The girls go to Grace’s house and play Monopoly and Candyland and Funny Bone. They teach her about the best seats in movie theatres and cherry Cokes and eyelash wishes, “the most sacred of wishes, a tiny curl bearing your most secret hopes.” Grace asks if she can wish for the same thing twice, and the trio is amazed, because they have such an endless list of things to wish for, they never considered running out: “We are awed to be in the presence of someone who wants so little”
Things change, of course. It’s a story, and in a story, things change, and in life, things change. Twelve-year-old girls, even lame ones, grow up. She wants to go see an R-rated movie, and they show her how to sneak in. They’re playing dress-up with Grace’s old Halloween costumes, and she puts on their clothes, a lace top and denim miniskirt and platform shoes. It’s probably as strange a getup for her as the witch’s hat is for them. She dresses differently after that. And she starts wearing make-up, except it isn’t real make-up, it’s watercolor paint because she doesn’t have make-up (I used colored pencils and Magic Markers, with equally disastrous results). The girls teach her how to shoplift a small stash of cosmetics.
Sometimes we look at her, at this new creature with darkened eyes and sleek clothing, who keeps her head up in the hallways, who sees people look at her and bats her eyes and smiles.
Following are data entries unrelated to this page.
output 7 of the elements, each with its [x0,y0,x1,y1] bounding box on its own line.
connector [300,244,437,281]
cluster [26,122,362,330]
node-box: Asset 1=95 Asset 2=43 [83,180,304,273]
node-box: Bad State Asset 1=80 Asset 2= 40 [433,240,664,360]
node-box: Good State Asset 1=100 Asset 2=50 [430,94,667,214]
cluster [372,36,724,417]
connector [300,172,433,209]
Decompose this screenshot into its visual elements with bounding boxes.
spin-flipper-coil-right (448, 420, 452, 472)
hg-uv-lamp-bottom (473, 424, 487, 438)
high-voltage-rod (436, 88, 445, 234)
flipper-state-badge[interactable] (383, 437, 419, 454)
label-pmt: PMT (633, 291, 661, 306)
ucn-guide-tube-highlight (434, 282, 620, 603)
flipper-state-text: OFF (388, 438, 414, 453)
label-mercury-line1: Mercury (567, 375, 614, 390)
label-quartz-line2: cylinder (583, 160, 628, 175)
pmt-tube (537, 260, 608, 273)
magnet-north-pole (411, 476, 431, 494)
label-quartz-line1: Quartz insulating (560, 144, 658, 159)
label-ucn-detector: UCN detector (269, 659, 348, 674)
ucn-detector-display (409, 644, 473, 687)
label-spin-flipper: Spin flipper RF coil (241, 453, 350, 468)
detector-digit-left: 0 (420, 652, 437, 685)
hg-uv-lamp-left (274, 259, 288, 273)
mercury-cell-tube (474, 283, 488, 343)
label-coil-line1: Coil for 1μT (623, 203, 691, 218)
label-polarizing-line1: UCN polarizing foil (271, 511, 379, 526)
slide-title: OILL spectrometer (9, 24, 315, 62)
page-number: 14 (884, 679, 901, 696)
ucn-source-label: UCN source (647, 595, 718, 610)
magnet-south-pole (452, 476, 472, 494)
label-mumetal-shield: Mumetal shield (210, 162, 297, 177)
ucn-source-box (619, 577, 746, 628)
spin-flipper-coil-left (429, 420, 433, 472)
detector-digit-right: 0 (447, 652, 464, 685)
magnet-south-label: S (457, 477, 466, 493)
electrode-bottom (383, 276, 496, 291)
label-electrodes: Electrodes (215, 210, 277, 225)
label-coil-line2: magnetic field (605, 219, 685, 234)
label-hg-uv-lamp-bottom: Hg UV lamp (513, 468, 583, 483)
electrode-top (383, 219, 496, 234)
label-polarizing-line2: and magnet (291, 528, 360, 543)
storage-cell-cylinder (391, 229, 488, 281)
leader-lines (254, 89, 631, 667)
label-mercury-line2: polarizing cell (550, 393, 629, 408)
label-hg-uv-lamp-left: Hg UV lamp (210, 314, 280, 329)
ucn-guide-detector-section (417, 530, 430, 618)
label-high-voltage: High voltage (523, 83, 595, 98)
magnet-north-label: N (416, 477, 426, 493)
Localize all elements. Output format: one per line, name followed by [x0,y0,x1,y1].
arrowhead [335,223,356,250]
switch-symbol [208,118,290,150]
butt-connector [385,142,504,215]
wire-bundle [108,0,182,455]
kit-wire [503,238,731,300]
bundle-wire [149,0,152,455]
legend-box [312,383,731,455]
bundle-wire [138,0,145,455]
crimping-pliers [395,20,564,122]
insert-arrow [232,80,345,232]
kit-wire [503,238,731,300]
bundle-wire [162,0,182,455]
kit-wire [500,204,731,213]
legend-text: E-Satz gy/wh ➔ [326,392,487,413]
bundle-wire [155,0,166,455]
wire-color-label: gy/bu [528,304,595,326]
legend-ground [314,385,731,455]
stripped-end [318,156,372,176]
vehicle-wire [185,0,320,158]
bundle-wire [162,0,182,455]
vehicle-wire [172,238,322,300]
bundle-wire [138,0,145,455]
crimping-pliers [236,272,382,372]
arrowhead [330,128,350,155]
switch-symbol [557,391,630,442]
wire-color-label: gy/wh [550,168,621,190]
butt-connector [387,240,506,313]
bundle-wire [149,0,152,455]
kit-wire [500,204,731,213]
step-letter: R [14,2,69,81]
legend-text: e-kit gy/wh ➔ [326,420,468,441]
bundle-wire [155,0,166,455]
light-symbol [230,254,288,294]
At first she looks like a stranger. But there’s something familiar about her….She’s still Grace, we remind ourselves. We cling to the simple things, the Candyland, to milkshakes, to eyelash wishes. She’s still our Grace.
Grace hears about the game from another classmate, and asks the girls about it. They won’t tell her. She snubs them for eight days (and I’d love to speculate on why eight days – the day after God rested after creation, bris bat, luck, something, but that would probably be over-reading), then shows up, worried she’s dying: that staple coming-of-age scene, another clueless girl’s first period. I have a problem with this, because no matter how sheltered she is, she’s got to have seen ads and products and heard conversations, and didn’t she ever attend a health class? I also find it unnecessary to the story. I’m sure it’s something to do with innocence, but it would be enough, I think, for her to need the girls’ help with her first period, without the dubious element of shock, to serve as fulcrum for what happens next:
She still wants to know about the game. Now more than ever.
We know, now, that we can keep nothing from her, that we will have to teach her everything we know. The girl in front of us doesn’t even look like our Grace anymore….She looks just like us except fo her bare wrist. We want to slap her, to tell her she’s ungrateful.
They teach her the game. It’s a brutal scene equivalent to rape, and that’s even before they leave her standing alone at the flagpole, her wrists decorated with bracelets of all colors, the boys “lean and hungry” after “a long, lonely winter.”
So go ahead, tell me all the flaws. It’s still a gorgeous story, a perfect read even as I was ticking off flaws in my head, because it generated a power and a beauty of language and depth of empathy that drew me along, much as the power between boys and girls, between the safety and fun of childhood and the allure of adulthood, between the game and Grace. It’s a lot more than a postcard in box. It’s a diorama.